I woke after 4 and a half hours in theatre…exhilarated [I am told it is the opium high!]…and listened to the rain on the windows and the Sea King helicopter revving up outside our beautiful Highland hospital, its crew dedicated to saving life in whatever conditions the weather throws at them. That was an awesome 8 hours before daylight broke, just resting in and breathing in the most rarefied atmosphere of Divine Presence, giving constant thanks in that breathing in and out for being alive, for coming through the operation, for my children, husband, life…for living in a country where medicine makes this possible whether we have money or not, for our medical ability in this country, our being able to have the drugs and anaesthetics’ and specialist equipment that makes all this possible at all….there is always so much to be grateful for.  The following day I came home to the sheltering love of my husband, and over the next few days and weeks my daughters came and stayed for a few days at a time, each bringing their own unique gifts of character and colourful personality which all combined, produced a loving healing space.
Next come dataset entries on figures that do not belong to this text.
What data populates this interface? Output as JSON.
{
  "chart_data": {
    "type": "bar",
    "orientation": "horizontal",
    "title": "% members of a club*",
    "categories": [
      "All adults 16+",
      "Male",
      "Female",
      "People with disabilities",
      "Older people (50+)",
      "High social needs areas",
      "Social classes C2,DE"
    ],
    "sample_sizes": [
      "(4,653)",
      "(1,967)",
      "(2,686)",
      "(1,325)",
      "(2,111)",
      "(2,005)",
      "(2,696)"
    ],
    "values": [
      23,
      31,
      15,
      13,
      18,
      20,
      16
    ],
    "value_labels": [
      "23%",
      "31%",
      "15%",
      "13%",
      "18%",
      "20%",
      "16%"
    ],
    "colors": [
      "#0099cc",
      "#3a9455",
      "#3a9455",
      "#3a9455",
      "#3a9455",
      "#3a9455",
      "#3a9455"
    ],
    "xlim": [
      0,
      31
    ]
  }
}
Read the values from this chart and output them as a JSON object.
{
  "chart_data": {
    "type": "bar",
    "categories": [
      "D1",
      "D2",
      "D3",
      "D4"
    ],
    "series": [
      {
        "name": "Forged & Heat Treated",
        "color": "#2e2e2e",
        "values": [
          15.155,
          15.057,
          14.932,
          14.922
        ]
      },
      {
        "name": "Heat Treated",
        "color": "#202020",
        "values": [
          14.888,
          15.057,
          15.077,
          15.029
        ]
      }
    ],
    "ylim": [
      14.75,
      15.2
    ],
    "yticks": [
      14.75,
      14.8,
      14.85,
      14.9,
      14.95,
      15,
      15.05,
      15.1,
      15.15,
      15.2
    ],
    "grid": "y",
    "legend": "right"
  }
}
A week later the biopsy results came through. Clear…no need for further treatment. No chemo, no radiotherapy. There was a gift in the earliest of diagnosis’s.

For 10 months I have not blogged. I have simply been present and accepting of life in each moment. And there have been casualties  and deaths. Deaths of unhealthy ‘friendships’ that masked hidden agendas of treachery behind their seemingly friendly faces as they sat in our social circles. For that we are most grateful. These things have no place to exist in the home of Divine Love.  Deaths of situations that were no longer desired or healthy. And there have been births… in Divine gifts of the arrival of the new, and the restored. Much more than cancer was cut out. And much more has been given back to us than just life.

For 10 months I have been happily sitting in the silence, breathing and drinking it in. What next? was not a thing I was prepared to hurry myself into answering in any way. What would be would be. If there was nothing to come for me to do, that was fine. If there was something for me to share that too was fine. Love is always the answer to the question. It is who we are.

Love is its own constant answer to its own eternal question…and Love is the Silence and the Never-Ending Conversation.

 

Make A Gift of your Life

Make a gift of your life and lift all…by being kind, considerate, forgiving, and compassionate at all times, in all places, and under all conditions, with everyone as well as yourself. This is the greatest gift anyone can give.